- Born: 11 December 1926 Zurich, Switzerland
- Died: 15 May 2026 (aged 99)
- Citizenship: Switzerland
- Education: University of Zurich
- Awards: Anna Monika Awards (1967/1969), Paul Martini Prize for Methodology in Medicine (1969), Otto Naegeli Prize (1983), Eric Stromgren Medal (1987), the Emil Kraepelin Medal of the Max Planck Institute, Munich (1992) Selo Prize NARSAD/Depression Research, USA (1994), Mogens Schou Award for Research in Bipolar Disorder, USA (2001), Burgholzli Award for Social Psychiatry (2001), Lifetime Achievement Award of the International Society of Psychiatric Genetics (2002), Lifetime Achievement Award (European Bipolar Forum), Wagner-Jauregg Medal (2007), ECNP Lifetime Achievement Award in Neuro-psychopharmacology (2012), Lifetime Achievement Award of the American Foundation for Suicide Prevention (2013), Joseph Zubin Award (APPA)(2015), Jean Delay Prize of the WPA (2017), Wilhelm Griesinger Medal of the DGPPN (German Association for Psychiatry, Psychotherapy and Psychosomatics) (2018)
- Scientific career
- Fields: Psychiatry

= Jules Angst =

Swiss academic (1926–2026)

Jules Angst (11 December 1926 – 15 May 2026) was a Swiss academic who was a Professor of Psychiatry at Zurich University in Zurich, Switzerland, and Honorary Doctor of Heidelberg University in Heidelberg, Germany.

==Life and career==
Angst was born on 11 December 1926 in Zurich, where he also grew up. He completed his medical and psychiatric training in Zurich under his mentor, Professor Manfred
Bleuler (son and student of Eugen Bleuler). From 1969 to 1994, Jules Angst was Professor of Clinical Psychiatry in the University of Zurich Medical School and Head of the Research Department of Zurich University Psychiatric Hospital (the Burghölzli).

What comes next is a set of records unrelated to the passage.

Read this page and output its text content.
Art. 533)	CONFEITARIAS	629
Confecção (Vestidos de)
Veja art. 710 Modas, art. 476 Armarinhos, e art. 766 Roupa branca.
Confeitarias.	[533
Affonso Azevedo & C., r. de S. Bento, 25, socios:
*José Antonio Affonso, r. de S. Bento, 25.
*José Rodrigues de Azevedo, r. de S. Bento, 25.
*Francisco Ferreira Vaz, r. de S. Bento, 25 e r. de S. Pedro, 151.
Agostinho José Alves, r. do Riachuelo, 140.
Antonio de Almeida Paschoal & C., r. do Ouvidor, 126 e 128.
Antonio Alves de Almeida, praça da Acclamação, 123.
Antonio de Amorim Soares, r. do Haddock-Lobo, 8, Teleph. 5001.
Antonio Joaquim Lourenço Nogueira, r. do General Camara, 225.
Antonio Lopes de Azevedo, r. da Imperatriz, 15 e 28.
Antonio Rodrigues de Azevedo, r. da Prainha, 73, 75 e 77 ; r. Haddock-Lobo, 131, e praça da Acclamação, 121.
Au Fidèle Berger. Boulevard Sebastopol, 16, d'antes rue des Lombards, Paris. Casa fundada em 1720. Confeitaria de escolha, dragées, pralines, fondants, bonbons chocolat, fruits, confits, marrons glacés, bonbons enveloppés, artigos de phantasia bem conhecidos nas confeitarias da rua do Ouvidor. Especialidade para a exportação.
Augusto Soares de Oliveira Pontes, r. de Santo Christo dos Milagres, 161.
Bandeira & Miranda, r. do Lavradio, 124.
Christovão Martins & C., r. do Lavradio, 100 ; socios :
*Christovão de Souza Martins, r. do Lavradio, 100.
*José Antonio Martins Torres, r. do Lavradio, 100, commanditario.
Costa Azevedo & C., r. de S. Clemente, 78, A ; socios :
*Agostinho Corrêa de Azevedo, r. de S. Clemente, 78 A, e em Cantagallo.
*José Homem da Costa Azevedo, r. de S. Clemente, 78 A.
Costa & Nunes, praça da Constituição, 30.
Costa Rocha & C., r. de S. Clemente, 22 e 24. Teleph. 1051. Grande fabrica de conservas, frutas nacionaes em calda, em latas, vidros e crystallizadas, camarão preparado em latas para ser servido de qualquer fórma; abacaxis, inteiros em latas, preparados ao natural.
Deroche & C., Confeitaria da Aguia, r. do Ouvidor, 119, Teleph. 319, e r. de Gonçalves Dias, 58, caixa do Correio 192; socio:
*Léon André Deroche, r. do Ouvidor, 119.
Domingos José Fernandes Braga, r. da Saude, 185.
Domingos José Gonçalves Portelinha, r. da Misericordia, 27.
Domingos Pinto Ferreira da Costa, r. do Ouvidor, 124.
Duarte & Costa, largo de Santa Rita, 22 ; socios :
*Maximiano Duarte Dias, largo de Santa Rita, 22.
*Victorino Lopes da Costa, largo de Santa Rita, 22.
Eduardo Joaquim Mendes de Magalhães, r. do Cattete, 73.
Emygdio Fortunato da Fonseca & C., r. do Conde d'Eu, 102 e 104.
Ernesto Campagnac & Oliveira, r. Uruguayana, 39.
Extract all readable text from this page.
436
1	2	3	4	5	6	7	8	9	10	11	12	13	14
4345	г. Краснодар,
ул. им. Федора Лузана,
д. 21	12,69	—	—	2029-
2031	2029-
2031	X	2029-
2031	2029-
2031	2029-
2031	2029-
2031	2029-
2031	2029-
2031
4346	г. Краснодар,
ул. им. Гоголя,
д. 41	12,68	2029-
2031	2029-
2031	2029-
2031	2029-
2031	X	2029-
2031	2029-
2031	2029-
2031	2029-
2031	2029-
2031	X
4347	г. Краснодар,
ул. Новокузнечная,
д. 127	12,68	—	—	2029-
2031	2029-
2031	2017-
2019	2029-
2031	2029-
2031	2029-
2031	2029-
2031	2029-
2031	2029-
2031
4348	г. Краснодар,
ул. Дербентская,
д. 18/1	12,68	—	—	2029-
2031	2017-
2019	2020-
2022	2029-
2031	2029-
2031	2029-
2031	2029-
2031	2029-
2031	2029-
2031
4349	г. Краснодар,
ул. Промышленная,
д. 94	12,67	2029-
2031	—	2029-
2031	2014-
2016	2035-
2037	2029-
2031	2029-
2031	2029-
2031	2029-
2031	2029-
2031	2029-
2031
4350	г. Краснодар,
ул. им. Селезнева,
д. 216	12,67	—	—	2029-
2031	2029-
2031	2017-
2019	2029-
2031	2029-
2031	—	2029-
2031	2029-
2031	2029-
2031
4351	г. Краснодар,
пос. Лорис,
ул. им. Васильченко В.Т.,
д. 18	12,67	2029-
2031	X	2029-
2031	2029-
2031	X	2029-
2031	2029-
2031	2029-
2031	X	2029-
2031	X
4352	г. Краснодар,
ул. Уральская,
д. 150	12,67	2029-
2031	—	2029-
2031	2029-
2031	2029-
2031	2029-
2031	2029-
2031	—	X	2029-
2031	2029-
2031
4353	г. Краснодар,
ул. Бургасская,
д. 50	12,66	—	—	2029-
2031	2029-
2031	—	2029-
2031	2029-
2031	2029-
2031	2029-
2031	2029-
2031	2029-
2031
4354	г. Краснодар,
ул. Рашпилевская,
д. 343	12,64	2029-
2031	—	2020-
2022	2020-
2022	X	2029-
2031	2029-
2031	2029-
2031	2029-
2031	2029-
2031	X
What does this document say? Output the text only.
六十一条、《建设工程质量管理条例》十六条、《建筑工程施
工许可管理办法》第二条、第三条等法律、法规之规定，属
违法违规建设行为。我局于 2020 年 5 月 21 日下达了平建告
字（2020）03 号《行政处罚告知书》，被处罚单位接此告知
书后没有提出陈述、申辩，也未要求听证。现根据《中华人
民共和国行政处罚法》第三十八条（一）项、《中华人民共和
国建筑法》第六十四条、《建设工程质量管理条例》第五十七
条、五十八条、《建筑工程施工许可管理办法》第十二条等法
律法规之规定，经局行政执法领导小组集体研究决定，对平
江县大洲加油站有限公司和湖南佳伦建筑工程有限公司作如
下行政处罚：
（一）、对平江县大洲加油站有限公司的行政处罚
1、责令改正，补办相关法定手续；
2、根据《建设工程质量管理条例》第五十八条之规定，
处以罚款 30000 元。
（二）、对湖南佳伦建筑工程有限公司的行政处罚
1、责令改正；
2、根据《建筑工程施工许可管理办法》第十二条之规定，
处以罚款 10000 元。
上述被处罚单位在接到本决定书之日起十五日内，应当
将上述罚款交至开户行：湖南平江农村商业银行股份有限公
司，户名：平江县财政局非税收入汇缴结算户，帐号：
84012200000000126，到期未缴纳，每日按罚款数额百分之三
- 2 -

He continued uninterrupted his epidemiological and clinical research at the University (Universitätsklinik) since leaving his Chair. He has remained the President of the European Bipolar Forum since 2003.

His scientific contributions include 15 books (as author and/or editor), 154 book chapters, and 539 journal articles.

Angst died on 15 May 2026, at the age of 99.

==Awards==
Jules Angst received many awards in recognition of his work, including the Anna Monika Awards
(1967/1969), Paul Martini Prize for Methodology in Medicine (1969), Otto Naegeli Prize (1983), Eric Stromgren Medal (1987), the Emil Kraepelin Medal of the Max Planck Institute, Munich (1992), the Jean Delay Prize of the World Psychiatric Association (2017), and the Wilhelm Griesinger Medal of the DGPPN (German Association for Psychiatry, Psychotherapy and Psychosomatics (2018).

Other awards include the Selo Prize NARSAD/Depression Research, USA (1994), Mogens Schou Award for Research in Bipolar Disorder, USA (2001), Burgholzli Award for Social Psychiatry (2001), the Lifetime Achievement Award of the International Society of Psychiatric Genetics (2002), Lifetime Achievement Award of the European Bipolar Forum (2006), the Wagner-Jauregg Medal (2007), ECNP Lifetime Achievement Award in Neuropsychopharmacology (2012), Lifetime Achievement Award of the American Foundation for Suicide Prevention (2013), and the Joseph Zubin Award of the American Psychopathological Association (2015). In 1999, he was named Honorary Member of the European College of Neuropsychopharmacology (ECNP).